In 2017, Dickerson, who had led the company since 2011, was fired and board member Josh Silverman was named chief executive officer at a time when private equity firms and hedge funds were amassing shares. Fears of a potential takeover coincided with fears that the company’s mission would be lost.
AN New York Times Feature of 2017 noted that even as finances improved, in other respects “Etsy is barely recognizable.”
Although Dickerson came to Etsy from Silicon Valley, the company was and still is based in Brooklyn, and its multi-million dollar IPO was a watershed for the New York City startup world. It was also among CNBC’s most notable startups and Disruptor 50 companies to go public as certified B Corps (others include Warby Parker, Lemonade Insurance and Coursera), a rigorous certification process to show a company is aligned with social goals, but left that status after Silverman took over the reins of the company.
Etsy has also made a number of acquisitions under Silverman that have grown the markets geographically and in size. His first deal of 2018 was a $35 acquisition of German retailer DaWanda. Last year, Etsy spent $1.6 billion to acquire resale retailer DePop.
“Depop could be to Etsy what Venmo was to PayPal: The next generation’s pick,” Silverman said in an interview with CNBC’s Jim Cramer.
By some financial metrics, Etsy has shown impressive growth, especially during the pandemic, with sales growth exceeding 100% in 2020.
And it has continued to post strong numbers, with a most recent quarterly sales total of more than $4 billion and revenue topping $700 million. but he did forecast a slowdown in sales for the first quarter and the heady days of its pandemic-driven stock market boom are over.

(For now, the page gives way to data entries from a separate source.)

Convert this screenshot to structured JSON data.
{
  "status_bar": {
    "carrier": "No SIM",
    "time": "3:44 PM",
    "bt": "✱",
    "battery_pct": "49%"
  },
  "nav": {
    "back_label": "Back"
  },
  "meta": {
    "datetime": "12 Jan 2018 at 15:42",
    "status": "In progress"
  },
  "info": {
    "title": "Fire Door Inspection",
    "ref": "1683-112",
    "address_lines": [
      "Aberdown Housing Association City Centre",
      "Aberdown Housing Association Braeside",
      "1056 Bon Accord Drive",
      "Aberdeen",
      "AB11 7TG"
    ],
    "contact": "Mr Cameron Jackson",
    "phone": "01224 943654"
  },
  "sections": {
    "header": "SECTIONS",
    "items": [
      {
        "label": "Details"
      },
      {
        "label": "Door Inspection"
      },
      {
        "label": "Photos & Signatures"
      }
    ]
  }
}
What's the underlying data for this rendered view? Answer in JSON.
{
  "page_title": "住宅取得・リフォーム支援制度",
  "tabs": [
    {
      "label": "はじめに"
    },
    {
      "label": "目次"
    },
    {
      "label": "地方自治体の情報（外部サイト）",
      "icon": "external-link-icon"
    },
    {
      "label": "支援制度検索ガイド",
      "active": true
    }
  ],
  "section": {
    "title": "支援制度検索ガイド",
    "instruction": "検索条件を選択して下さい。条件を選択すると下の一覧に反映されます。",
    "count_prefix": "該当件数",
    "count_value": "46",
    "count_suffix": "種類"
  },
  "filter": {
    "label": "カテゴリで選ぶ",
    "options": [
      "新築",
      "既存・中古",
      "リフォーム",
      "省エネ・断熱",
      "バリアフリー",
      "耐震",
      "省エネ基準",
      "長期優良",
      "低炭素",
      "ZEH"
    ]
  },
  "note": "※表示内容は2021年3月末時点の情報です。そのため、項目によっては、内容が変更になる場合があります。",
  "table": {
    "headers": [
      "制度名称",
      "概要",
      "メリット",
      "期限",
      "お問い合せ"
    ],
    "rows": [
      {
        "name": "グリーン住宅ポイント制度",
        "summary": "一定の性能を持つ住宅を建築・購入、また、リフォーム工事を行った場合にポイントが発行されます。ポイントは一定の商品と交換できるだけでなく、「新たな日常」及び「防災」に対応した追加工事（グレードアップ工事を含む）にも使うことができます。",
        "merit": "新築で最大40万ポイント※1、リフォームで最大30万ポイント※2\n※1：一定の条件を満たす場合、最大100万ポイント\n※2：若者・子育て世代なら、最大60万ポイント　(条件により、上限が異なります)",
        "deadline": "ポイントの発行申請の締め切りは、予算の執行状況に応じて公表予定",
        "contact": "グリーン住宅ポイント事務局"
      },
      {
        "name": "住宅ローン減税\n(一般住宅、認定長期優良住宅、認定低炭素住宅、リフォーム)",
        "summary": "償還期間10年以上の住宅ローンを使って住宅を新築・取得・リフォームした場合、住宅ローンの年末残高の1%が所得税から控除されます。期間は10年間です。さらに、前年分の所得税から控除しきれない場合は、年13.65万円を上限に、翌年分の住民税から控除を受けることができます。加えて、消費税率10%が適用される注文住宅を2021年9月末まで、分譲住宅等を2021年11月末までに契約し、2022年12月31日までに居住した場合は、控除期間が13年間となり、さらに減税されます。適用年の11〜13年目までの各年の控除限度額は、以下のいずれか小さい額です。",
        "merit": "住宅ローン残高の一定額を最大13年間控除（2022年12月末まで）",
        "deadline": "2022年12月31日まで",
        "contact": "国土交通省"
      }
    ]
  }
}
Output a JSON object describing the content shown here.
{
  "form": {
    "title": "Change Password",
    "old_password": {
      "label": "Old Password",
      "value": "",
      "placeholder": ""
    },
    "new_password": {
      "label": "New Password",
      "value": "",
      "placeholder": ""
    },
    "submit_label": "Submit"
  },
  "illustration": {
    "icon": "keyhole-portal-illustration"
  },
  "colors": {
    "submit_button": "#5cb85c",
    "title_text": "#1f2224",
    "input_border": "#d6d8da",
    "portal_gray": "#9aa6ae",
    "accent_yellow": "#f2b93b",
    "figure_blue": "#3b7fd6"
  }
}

Etsy, which saw its market capitalization exceed $300 a share last year, has since wiped out two-thirds of that value as investors have fled the biggest winners of the pandemic.
Maguire is hopeful that while it’s hard to compete with the prices and convenience of monolithic operators, at some point people will tire of what e-commerce has become.
In a CNBC interview on IPO day in 2015, Dickerson said, “We really think of Etsy as a marketplace for creative entrepreneurs to make, buy, and sell unique products… We’re only in our 10th year as a company and they want to operate for decades and decades.
Lewis, the non-striking Etsy seller, seems doubtful that there will be a push back in e-commerce. Among his reasons for not joining the sellers’ strike, he told CNBC: “We compete with Amazon.”
—CNBC’s Annie Palmer contributed to this report.